The LLMModel protocol, all built-in models, and ModelStrategy now accept temperature=None, which omits the parameter from the API call so the provider uses its own default. This is required for OpenAI reasoning models (o1/o3/etc.) that reject an explicit temperature:

model = OpenAIModel.from_api_key("o1-mini")
strategy = OpenAIStrategy(model, temperature=None)  # don't send temperature

The default is still 0.0, so existing code is unaffected.

Behavior change: ErrorInfo.suggested_wait is now honored (v0.10.0)

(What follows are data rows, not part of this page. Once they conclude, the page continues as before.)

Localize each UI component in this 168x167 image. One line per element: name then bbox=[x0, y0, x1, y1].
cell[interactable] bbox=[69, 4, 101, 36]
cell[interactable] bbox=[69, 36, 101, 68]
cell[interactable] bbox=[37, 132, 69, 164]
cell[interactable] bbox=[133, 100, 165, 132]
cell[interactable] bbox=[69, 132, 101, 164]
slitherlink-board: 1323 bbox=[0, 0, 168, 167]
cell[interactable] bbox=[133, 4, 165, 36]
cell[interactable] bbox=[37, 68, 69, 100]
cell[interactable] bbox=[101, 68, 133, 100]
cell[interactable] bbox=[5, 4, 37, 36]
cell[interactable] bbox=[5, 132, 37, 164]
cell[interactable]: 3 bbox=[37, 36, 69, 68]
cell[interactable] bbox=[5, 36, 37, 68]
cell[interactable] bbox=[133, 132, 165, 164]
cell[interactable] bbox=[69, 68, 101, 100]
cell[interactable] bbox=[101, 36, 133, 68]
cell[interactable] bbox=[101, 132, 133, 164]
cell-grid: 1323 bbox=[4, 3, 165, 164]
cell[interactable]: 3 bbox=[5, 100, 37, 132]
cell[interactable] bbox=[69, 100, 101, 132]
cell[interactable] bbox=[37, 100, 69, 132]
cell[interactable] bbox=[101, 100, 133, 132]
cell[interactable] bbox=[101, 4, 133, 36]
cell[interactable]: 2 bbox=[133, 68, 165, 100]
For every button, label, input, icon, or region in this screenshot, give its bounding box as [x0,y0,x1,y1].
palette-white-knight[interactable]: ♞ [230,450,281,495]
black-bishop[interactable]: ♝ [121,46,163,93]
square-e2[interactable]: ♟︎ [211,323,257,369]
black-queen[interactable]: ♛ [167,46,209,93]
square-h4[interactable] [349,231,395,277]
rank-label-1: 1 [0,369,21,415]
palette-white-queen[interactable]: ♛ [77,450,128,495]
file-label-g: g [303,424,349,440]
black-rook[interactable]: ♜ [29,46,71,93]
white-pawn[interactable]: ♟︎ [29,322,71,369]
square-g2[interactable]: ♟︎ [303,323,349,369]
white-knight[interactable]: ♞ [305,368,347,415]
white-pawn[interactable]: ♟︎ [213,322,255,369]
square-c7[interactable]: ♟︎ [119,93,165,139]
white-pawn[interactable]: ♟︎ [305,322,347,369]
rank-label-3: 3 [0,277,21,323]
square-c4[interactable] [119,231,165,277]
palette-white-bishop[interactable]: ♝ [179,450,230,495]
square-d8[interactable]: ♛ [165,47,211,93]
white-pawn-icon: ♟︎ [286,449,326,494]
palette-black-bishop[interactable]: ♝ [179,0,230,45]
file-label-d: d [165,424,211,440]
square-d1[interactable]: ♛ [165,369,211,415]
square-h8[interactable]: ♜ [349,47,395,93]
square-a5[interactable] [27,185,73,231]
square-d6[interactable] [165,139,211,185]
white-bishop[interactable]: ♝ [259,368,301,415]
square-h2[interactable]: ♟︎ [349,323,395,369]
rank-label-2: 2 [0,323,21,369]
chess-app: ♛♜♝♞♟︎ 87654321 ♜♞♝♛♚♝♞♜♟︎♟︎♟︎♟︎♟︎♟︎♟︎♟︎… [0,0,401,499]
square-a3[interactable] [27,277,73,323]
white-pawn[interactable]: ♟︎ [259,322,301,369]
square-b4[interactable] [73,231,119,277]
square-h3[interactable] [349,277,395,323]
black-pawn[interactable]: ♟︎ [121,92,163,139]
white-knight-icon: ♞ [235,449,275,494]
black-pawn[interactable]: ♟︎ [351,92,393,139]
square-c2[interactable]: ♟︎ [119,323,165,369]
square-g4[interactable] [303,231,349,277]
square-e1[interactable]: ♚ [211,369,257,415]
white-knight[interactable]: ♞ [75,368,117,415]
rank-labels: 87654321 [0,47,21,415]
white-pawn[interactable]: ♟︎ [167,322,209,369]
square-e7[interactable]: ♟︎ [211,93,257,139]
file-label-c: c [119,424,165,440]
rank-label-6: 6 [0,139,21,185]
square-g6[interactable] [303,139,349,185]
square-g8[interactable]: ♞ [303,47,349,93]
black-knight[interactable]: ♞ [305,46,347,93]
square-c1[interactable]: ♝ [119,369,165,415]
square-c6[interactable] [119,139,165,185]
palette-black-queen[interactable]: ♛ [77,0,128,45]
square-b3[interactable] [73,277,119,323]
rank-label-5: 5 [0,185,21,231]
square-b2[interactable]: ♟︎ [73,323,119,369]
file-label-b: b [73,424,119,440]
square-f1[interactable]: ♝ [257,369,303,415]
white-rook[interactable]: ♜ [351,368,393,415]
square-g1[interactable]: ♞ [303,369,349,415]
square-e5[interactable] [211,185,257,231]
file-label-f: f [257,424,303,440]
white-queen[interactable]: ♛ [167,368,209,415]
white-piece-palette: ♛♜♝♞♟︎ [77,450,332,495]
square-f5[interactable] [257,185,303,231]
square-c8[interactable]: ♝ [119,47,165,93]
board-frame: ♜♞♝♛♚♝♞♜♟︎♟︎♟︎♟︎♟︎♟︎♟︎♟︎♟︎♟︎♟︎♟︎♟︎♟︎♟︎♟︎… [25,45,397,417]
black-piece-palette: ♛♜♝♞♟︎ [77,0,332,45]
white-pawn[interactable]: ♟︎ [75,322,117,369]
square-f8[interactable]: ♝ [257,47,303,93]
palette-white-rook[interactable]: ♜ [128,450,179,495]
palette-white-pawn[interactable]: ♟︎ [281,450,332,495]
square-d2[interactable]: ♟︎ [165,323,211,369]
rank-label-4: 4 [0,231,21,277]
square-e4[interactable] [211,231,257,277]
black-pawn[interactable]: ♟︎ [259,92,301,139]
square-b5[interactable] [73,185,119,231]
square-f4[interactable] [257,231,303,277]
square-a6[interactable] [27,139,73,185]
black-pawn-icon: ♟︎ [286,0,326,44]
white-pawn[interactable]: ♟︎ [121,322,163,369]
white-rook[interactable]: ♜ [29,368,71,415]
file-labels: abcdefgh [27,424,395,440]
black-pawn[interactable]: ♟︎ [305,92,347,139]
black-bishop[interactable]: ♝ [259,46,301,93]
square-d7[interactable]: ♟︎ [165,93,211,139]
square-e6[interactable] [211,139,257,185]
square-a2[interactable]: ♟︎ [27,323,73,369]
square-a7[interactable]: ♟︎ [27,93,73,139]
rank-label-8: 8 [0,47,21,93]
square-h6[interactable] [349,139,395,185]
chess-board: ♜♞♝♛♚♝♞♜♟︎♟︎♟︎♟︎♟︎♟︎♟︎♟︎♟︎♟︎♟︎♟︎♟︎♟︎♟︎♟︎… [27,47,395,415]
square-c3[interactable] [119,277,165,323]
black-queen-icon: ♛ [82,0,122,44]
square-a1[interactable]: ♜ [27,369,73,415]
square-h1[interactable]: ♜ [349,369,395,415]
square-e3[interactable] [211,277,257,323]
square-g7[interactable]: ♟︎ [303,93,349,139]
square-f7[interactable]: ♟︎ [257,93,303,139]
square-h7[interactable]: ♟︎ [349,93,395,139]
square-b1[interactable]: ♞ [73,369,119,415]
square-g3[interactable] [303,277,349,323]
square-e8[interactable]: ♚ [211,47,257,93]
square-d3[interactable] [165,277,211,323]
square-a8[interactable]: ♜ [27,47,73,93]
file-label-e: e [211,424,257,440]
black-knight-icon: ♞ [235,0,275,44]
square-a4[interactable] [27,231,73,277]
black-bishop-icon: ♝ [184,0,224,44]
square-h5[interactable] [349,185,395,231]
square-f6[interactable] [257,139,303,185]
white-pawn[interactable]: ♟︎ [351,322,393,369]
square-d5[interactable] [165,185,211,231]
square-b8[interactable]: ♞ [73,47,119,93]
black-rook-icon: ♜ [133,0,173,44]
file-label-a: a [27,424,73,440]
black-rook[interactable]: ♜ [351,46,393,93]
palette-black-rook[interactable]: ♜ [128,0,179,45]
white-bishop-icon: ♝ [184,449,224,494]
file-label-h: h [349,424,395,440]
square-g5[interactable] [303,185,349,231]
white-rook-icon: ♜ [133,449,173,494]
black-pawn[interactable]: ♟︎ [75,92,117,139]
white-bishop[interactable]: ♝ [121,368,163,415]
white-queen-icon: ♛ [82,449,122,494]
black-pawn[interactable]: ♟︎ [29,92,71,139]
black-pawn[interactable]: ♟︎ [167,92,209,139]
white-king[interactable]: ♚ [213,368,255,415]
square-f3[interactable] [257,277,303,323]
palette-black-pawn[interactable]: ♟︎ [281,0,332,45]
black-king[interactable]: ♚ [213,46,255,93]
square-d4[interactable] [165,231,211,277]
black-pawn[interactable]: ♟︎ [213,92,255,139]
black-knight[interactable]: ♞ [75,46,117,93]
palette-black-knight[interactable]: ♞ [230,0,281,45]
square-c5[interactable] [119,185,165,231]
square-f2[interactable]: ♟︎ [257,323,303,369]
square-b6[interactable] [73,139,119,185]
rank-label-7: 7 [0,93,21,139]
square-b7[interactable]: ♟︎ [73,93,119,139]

suggested_wait was previously populated but unused. It is now applied by the RateLimitCoordinator as a floor on the cooldown (the RateLimitStrategy may wait longer, never shorter). To avoid a hardcoded constant silently overriding your configured cooldown, the field now carries only genuine server signals: OpenAIErrorClassifier parses the Retry-After header, and the old DEFAULT_RATE_LIMIT_WAIT fallbacks were removed (the RateLimitStrategy owns the default cooldown). No action required unless you built a custom classifier that relied on the old constant being surfaced.

Compatibility cheatsheet

You wrote After upgrade
out, toks = await s.execute(...) (built-in) Update to 3-tuple unpack
out, toks = await s.execute(...) (custom) Still works (custom returns 2-tuple)
Custom LLMCallStrategy.execute() returning 2-tuple Still works; opt into 3-tuple for metadata
result.output, result.token_usage, result.error, etc. Unchanged
result.gemini_safety_ratings Still populated (deprecated)
result.effective_input_tokens() Still defaults to Gemini rate; warns if cached tokens present
temperature=0.0 (default) Unchanged; pass None to omit for reasoning models

See also

  • CHANGELOG.md for the full release-by-release detail.
  • Issue #8 for the design discussion behind the metadata change, including why we chose the 3-tuple-with-shim approach over a RetryState-based handoff.